Einem Teil der Probandinnen und Probanden wurden anschließend Beispiele von gefälschten Sprachaufnahmen vorgelegt, um sie darin zu schulen, Deepfakes zu erkennen. Doch auch diese Bemühungen hatten nur geringe Auswirkungen auf das Ergebnis. Weil die Studienteilnehmerinnen und -teilnehmer wussten, dass es sich bei einigen der Audios um Deepfakes handelte, würden Menschen in realen Situationen zudem wahrscheinlich noch schlechter abschneiden, so das Forschungsteam.

„Unsere Ergebnisse bestätigen, dass Menschen nicht in der Lage sind, gefälschte Sprache zuverlässig zu erkennen, unabhängig davon, ob sie ein Training erhalten haben, das ihnen hilft, künstliche Inhalte zu erkennen, oder nicht“, so Erstautorin Mai in einer Aussendung. Die Sprachaufnahmen, die in der Studie verwendet wurden, seien zudem mit relativ alten Algorithmen erstellt wurden.

Weil es in Zukunft durch verbesserte Technologien noch schwieriger sein wird, Deepfakes zu erkennen, kommen die Forscherinnen und Forscher in ihrer Studie zu dem Schluss, dass eine Verbesserung dieser Fähigkeiten wenig zielführend sei. In erster Linie müsse sich die Forschung auf die Entwicklung besserer Sprachdetektoren konzentrieren – Systeme, die Deepfakes erkennen. Lediglich die Bewertung von unter Manipulationsverdacht stehenden Videos durch große Mengen von Userinnen und Usern stelle eine sinnvolle Abhilfe dar, zumindest vorerst.
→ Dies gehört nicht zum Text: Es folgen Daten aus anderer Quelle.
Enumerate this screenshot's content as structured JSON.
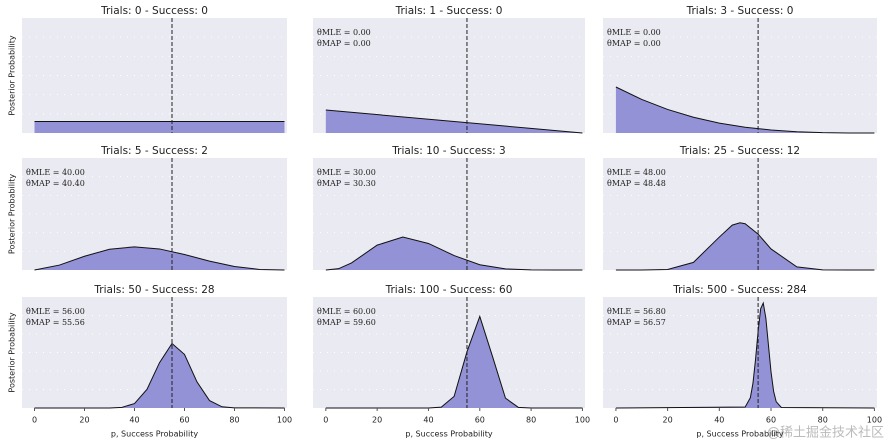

Drei-Sekunden-Audioclip reicht aus

Während frühere Text-to-Speech-Algorithmen Tausende von Stimmproben einer Person benötigten, um deren Stimme originalgetreu wiederzugeben, reicht für die neuesten, bereits trainierten Algorithmen schon eine drei Sekunden lange Audiosequenz. Open-Source-Algorithmen sind frei verfügbar, und obwohl ein gewisses Maß an Fachwissen von Vorteil ist, könnte eine Einzelperson sie innerhalb weniger Tage trainieren, schreibt das Forschungsteam. Das Technologieunternehmen Apple kündigte im Mai eine Software für iPhone und iPad an, mit der lediglich 15 Minuten Sprachaufnahmen ausreichen, um die Kopie einer Stimme zu erstellen.

Die Studienautorinnen und -autoren weisen auch auf die zahlreichen Vorteile von Text-to-Speech-Systemen auf Basis von KI hin, etwa im Bereich der Barrierefreiheit von Websites. Dennoch wachse die Befürchtung, dass die Technologie eingesetzt werden könnte, „um Einzelnen und der Gesellschaft erheblichen Schaden zuzufügen“. „Die Technologie wird immer ausgefeilter und viele dieser Werkzeuge sind offen zugänglich“, so Koautor Lewis Griffin vom University College London (UCL). Regierungen und Organisationen sollten daher Strategien für den Umgang mit dem Missbrauch dieser Technologie entwickeln – aber auch die Chancen erkennen, die diese Werkzeuge bieten.